Ignazio Silone, Gabriele D’Annunzio, Benedetto Croce, Ralph Alfidi, Rocky Marciano, Madonna Ciccone, Ivan Graziani, John Fante, Sabina Santilli. Sono tanti i nomi che fanno rima con Abruzzo e tra questi c’è anche quello di Vito Taccone.
Ci parla di lui Federico Falcone nel volume di recentissima uscita per Radici Edizioni: Vito Taccone. Il camoscio d’Abruzzo.
La storia si apre con il racconto della provenienza del ciclista, delle sue origini a dir poco umili, in una terra martoriata dal terremoto prima e dalle due guerre poi, dalla fame nera che caratterizzò quegli anni senza risparmiare nessuno, nemmeno, naturalmente, la famiglia Taccone: madre, padre e cinque figli.
Si vive di espedienti – più o meno leciti – e Vito, terzo figlio, coltiva la sua passione per la bicicletta, la esercita, la accarezza, la accompagna verso quella che sarà una gran carriera. La carriera sportiva di un uomo rude, spesso litigioso, istintivo, ma vero. Sempre vero. Un uomo che:
«Ha saputo domare le cime più alte e faticose ma non un carattere a tratti ingestibile e sopra le righe».
E ancora:
«Il Camoscio d’Abruzzo, in cuor suo, sentiva di poter cantare la sua canzone, era pronto a tutto e non temeva nessuno, anche se avrebbe dovuto preoccuparsi del suo carattere, croce e delizia di una personalità contorta».

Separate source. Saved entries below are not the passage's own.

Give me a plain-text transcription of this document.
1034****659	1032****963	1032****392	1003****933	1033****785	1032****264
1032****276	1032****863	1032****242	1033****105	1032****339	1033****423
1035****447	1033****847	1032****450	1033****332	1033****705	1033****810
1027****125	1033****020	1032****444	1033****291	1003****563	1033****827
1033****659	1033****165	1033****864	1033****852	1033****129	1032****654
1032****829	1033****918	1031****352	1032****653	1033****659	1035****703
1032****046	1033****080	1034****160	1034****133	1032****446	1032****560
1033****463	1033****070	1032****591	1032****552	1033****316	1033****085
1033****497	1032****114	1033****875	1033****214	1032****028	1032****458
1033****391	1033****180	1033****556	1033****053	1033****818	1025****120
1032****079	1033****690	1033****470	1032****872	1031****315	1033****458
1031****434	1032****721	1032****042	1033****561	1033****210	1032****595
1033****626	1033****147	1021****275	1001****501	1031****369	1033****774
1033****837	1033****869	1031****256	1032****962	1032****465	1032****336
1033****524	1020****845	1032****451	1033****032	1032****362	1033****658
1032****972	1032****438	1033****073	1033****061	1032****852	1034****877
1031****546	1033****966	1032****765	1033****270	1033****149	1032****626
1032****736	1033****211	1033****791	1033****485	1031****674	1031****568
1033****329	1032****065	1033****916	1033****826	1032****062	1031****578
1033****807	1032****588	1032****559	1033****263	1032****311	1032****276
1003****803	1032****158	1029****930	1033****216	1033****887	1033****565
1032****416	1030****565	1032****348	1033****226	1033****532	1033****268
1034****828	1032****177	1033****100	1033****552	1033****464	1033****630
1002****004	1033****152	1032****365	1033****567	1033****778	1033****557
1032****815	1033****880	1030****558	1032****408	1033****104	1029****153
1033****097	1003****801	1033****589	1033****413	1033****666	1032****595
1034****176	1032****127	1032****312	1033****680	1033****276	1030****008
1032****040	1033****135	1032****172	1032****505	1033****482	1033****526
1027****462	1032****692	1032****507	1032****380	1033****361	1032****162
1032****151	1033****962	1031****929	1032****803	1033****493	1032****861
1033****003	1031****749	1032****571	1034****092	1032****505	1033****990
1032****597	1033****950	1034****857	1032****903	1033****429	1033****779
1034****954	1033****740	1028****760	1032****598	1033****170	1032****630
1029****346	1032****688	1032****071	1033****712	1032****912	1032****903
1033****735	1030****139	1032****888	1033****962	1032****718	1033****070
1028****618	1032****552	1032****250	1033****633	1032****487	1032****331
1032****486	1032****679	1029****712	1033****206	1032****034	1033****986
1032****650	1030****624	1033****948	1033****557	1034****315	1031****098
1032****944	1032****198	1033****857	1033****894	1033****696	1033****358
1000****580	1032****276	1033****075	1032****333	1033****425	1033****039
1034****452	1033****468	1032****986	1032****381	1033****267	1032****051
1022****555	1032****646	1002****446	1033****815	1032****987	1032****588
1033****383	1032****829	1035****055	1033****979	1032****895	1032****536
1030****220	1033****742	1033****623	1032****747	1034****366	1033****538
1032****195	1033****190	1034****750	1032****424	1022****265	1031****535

Inizia dunque il suo riscatto. Il riscatto di un uomo avvezzo ai percorsi in salita. Il riscatto da una vita amara che pareva essere senza prospettive e che invece gli si para davanti con onori e occasioni irripetibili. Vito scala le vette sportive così come quelle della vita quotidiana, con mani rudi di contadino marsicano, con l’anima di chi la fame l’ha vissuta sulla propria pelle, con lo sguardo di chi non vede confini e con il cuore di chi vuole farcela e deve farcela:
«Io vado alle corse come un rapinatore entra in banca. Ogni vittoria significa una cambiale in meno che mia madre non deve più pagare».
Nonostante gli incidenti di percorso, i lutti, gli imprevisti e i colpi di testa, Vito Taccone pedala forte.
Travolto negli ultimi mesi da un caso di profonda mala giustizia lotta ancora, ma stavolta non regge.
Ci resta la sua leggenda. La leggenda di colui che è diventato uno dei simboli di un Abruzzo forte e gentile, tosto e profondo, spontaneo e caparbio. A celebrare questa leggenda ci pensa la storia e ci pensa Federico Falcone in questo suo meraviglioso lavoro la cui scrittura si colloca a metà tra la cronaca e il romanzo.
Vito Taccone resta l’idolo di una terra che lo ha amato e lo ama, un campione eterno al quale noi lettori brindiamo, insieme a Federico Falcone e a Radici Edizioni, con un goccio di Amaro Taccone.